At once I would subdue their foes,
turn my hand against their enemies. (R./)
Gospel: Mark 7:31-37
Jesus cures a man who was deaf and dumb, and the people are amazed as his power
Jesus returned from the region of Tyre, and went by way of Sidon towards the Sea of Galilee, in the region of the Decapolis. They brought to him a deaf man who had an impediment in his speech; and they begged him to lay his hand on him. He took him aside in private, away from the crowd, and put his fingers into his ears, and he spat and touched his tongue. Then looking up to heaven, he sighed and said to him, “Ephphatha,” that is, “Be opened.” And immediately his ears were opened, his tongue was released, and he spoke plainly. Then Jesus ordered them to tell no one; but the more he ordered them, the more zealously they proclaimed it. They were astounded beyond measure, saying, “He has done everything well; he even makes the deaf to hear and the mute to speak.”
Paradise Lost and Found
If the Book of Kings tells of the land of Israel being rent apart, the healing power of Jesus shows how harmong may be restored. The healing of the deaf and dumb man is very physical, tangible. Jesus put his fingers in the man’s ears and touched his tongue with saliva, and looked up to heaven with a groan.
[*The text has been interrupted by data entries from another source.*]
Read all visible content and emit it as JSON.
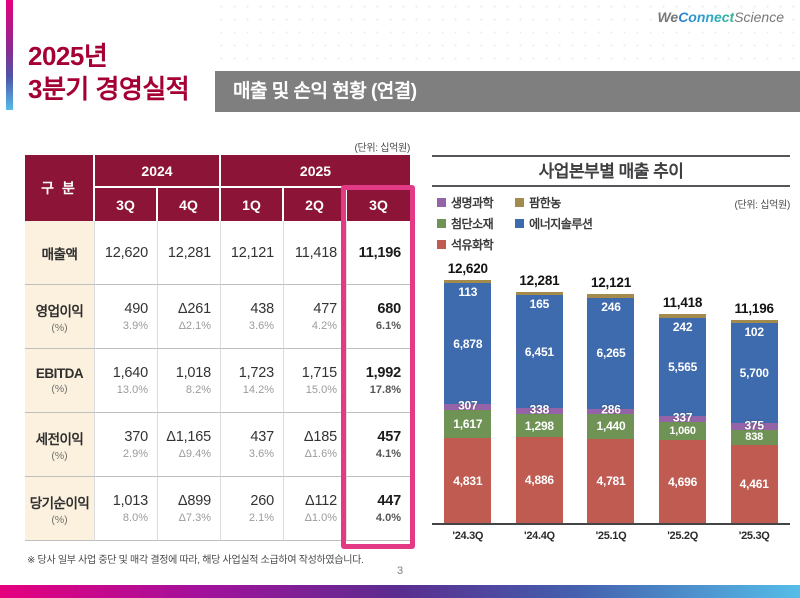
{
  "slide": {
    "title_line1": "2025년",
    "title_line2": "3분기 경영실적",
    "section_header": "매출 및 손익 현황 (연결)",
    "logo": {
      "we": "We",
      "connect": "Connect",
      "science": "Science"
    },
    "unit_label_table": "(단위: 십억원)",
    "unit_label_chart": "(단위: 십억원)",
    "footnote": "※ 당사 일부 사업 중단 및 매각 결정에 따라, 해당 사업실적 소급하여 작성하였습니다.",
    "page_number": "3"
  },
  "table": {
    "corner_label": "구 분",
    "year_groups": [
      {
        "label": "2024",
        "span": 2
      },
      {
        "label": "2025",
        "span": 3
      }
    ],
    "quarter_headers": [
      "3Q",
      "4Q",
      "1Q",
      "2Q",
      "3Q"
    ],
    "highlight_column_index": 4,
    "rows": [
      {
        "label": "매출액",
        "sub": "",
        "values": [
          "12,620",
          "12,281",
          "12,121",
          "11,418",
          "11,196"
        ],
        "subvalues": [
          "",
          "",
          "",
          "",
          ""
        ]
      },
      {
        "label": "영업이익",
        "sub": "(%)",
        "values": [
          "490",
          "Δ261",
          "438",
          "477",
          "680"
        ],
        "subvalues": [
          "3.9%",
          "Δ2.1%",
          "3.6%",
          "4.2%",
          "6.1%"
        ]
      },
      {
        "label": "EBITDA",
        "sub": "(%)",
        "values": [
          "1,640",
          "1,018",
          "1,723",
          "1,715",
          "1,992"
        ],
        "subvalues": [
          "13.0%",
          "8.2%",
          "14.2%",
          "15.0%",
          "17.8%"
        ]
      },
      {
        "label": "세전이익",
        "sub": "(%)",
        "values": [
          "370",
          "Δ1,165",
          "437",
          "Δ185",
          "457"
        ],
        "subvalues": [
          "2.9%",
          "Δ9.4%",
          "3.6%",
          "Δ1.6%",
          "4.1%"
        ]
      },
      {
        "label": "당기순이익",
        "sub": "(%)",
        "values": [
          "1,013",
          "Δ899",
          "260",
          "Δ112",
          "447"
        ],
        "subvalues": [
          "8.0%",
          "Δ7.3%",
          "2.1%",
          "Δ1.0%",
          "4.0%"
        ]
      }
    ]
  },
  "chart_data": {
    "type": "bar",
    "stacked": true,
    "title": "사업본부별 매출 추이",
    "unit": "(단위: 십억원)",
    "categories": [
      "'24.3Q",
      "'24.4Q",
      "'25.1Q",
      "'25.2Q",
      "'25.3Q"
    ],
    "totals": [
      12620,
      12281,
      12121,
      11418,
      11196
    ],
    "series": [
      {
        "name": "석유화학",
        "color": "#C05B52",
        "values": [
          4831,
          4886,
          4781,
          4696,
          4461
        ]
      },
      {
        "name": "첨단소재",
        "color": "#6F9355",
        "values": [
          1617,
          1298,
          1440,
          1060,
          838
        ]
      },
      {
        "name": "생명과학",
        "color": "#9563A8",
        "values": [
          307,
          338,
          286,
          337,
          375
        ]
      },
      {
        "name": "에너지솔루션",
        "color": "#3E6AAE",
        "values": [
          6878,
          6451,
          6265,
          5565,
          5700
        ]
      },
      {
        "name": "팜한농",
        "color": "#A38B4D",
        "values": [
          113,
          165,
          246,
          242,
          102
        ]
      }
    ],
    "legend_columns": [
      [
        "생명과학",
        "첨단소재",
        "석유화학"
      ],
      [
        "팜한농",
        "에너지솔루션"
      ]
    ],
    "legend_position": "top-left",
    "ylabel": "",
    "xlabel": "",
    "grid": false
  },
  "colors": {
    "title_red": "#A50034",
    "table_header": "#8C1537",
    "label_cream": "#FBF1DE",
    "highlight_pink": "#E23A85",
    "section_band_gray": "#7F7F7F"
  }
}
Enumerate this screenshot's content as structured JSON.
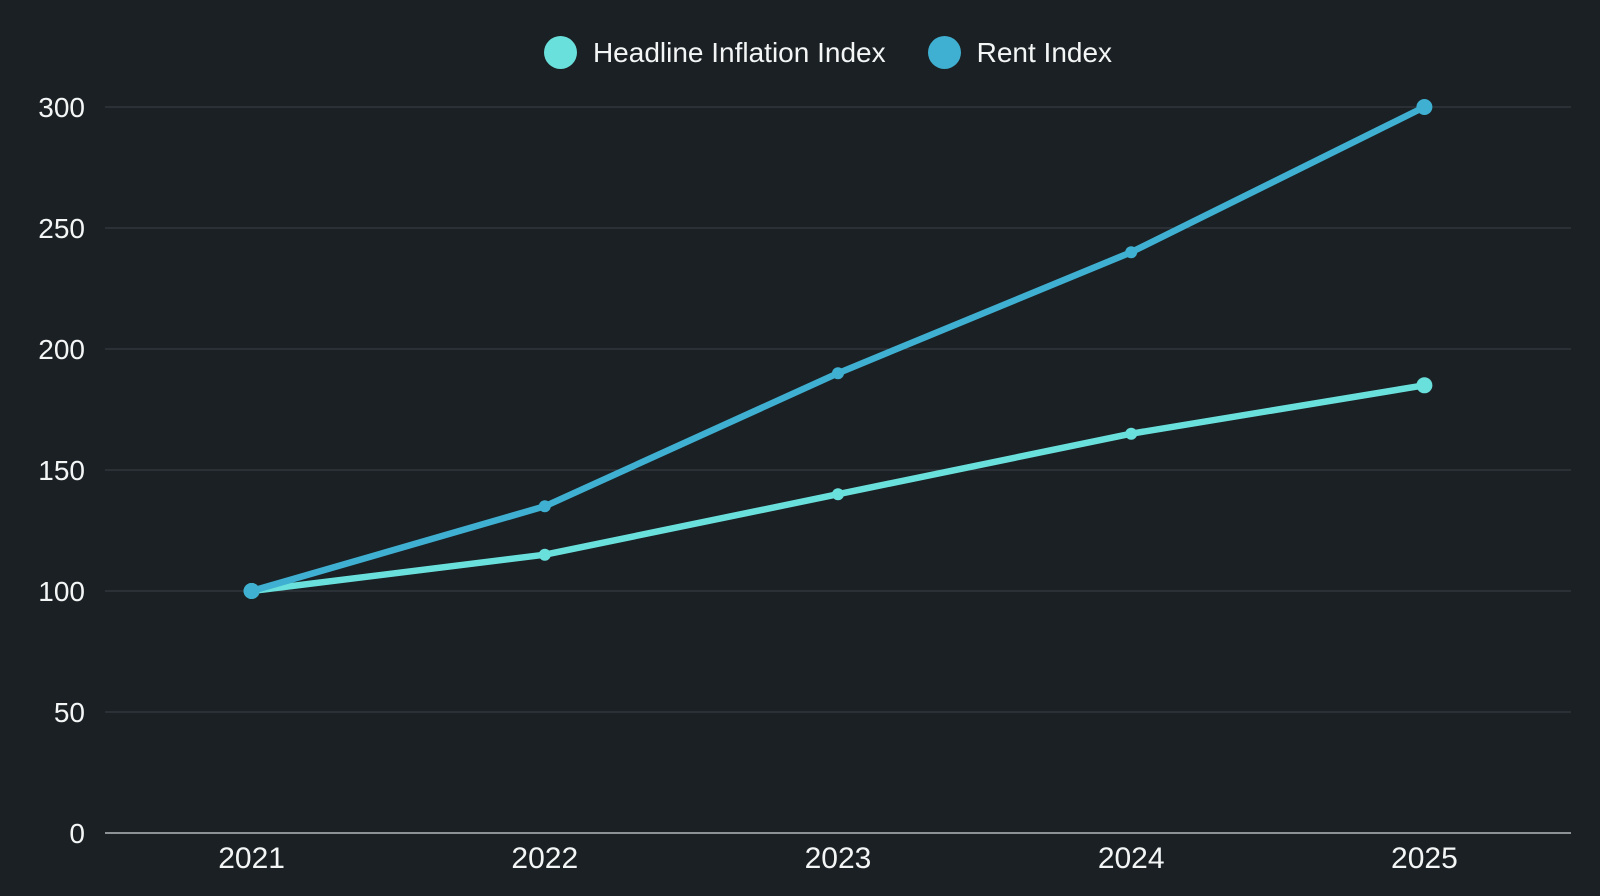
{
  "page": {
    "background_color": "#1A2024"
  },
  "legend": {
    "position": "top",
    "items": [
      {
        "label": "Headline Inflation Index",
        "color": "#6AE0DC"
      },
      {
        "label": "Rent Index",
        "color": "#3FB0D1"
      }
    ]
  },
  "chart_data": {
    "type": "line",
    "title": "",
    "xlabel": "",
    "ylabel": "",
    "categories": [
      "2021",
      "2022",
      "2023",
      "2024",
      "2025"
    ],
    "series": [
      {
        "name": "Headline Inflation Index",
        "color": "#6AE0DC",
        "values": [
          100,
          115,
          140,
          165,
          185
        ]
      },
      {
        "name": "Rent Index",
        "color": "#3FB0D1",
        "values": [
          100,
          135,
          190,
          240,
          300
        ]
      }
    ],
    "ylim": [
      0,
      300
    ],
    "yticks": [
      0,
      50,
      100,
      150,
      200,
      250,
      300
    ],
    "grid": true,
    "legend_position": "top",
    "colors": {
      "grid_line": "#3A4046",
      "axis_baseline": "#8C9296",
      "tick_label": "#F4F6F6"
    }
  }
}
In a sense, this poor man was being restored to all that he could be. That Mark intends this scene to indicate the start of the final age, of paradise restored, is hinted later in the text. The phrase, “he makes the deaf hear and the mute speak” is from Isaiah, who adds that “those whom the Lord has ransomed will return and enter Zion singing, crowned with everlasting joy.” The healings of Jesus give a foretaste of universal salvation, as already hinted in the story of the Syro-Phoenician woman. Full of spontaneous joy, the cured man forgets the non-disclosure ban, and tells everyone what Jesus has done for him.
Before that we heard the tragic story of how the kingdom of David was torn apart, and ten of the twelve tribes transferred allegiance to Jeroboam rather than to David’s grandson. The northern tribes rebelled against the excesses of Solomon and his son Roboam, but they would be instrumental in preserving important Mosaic traditions and for the development of prophecy. From the north would emerge the first two of the classical, writing prophets, Amos and Hosea, and the paradise references in Isaiah 35 are from a northern influence.
Even an unwelcome rupture can hide a future blessing. Those who at first seem outsiders can bring a rich insight into the ways of God which we would otherwise overlook.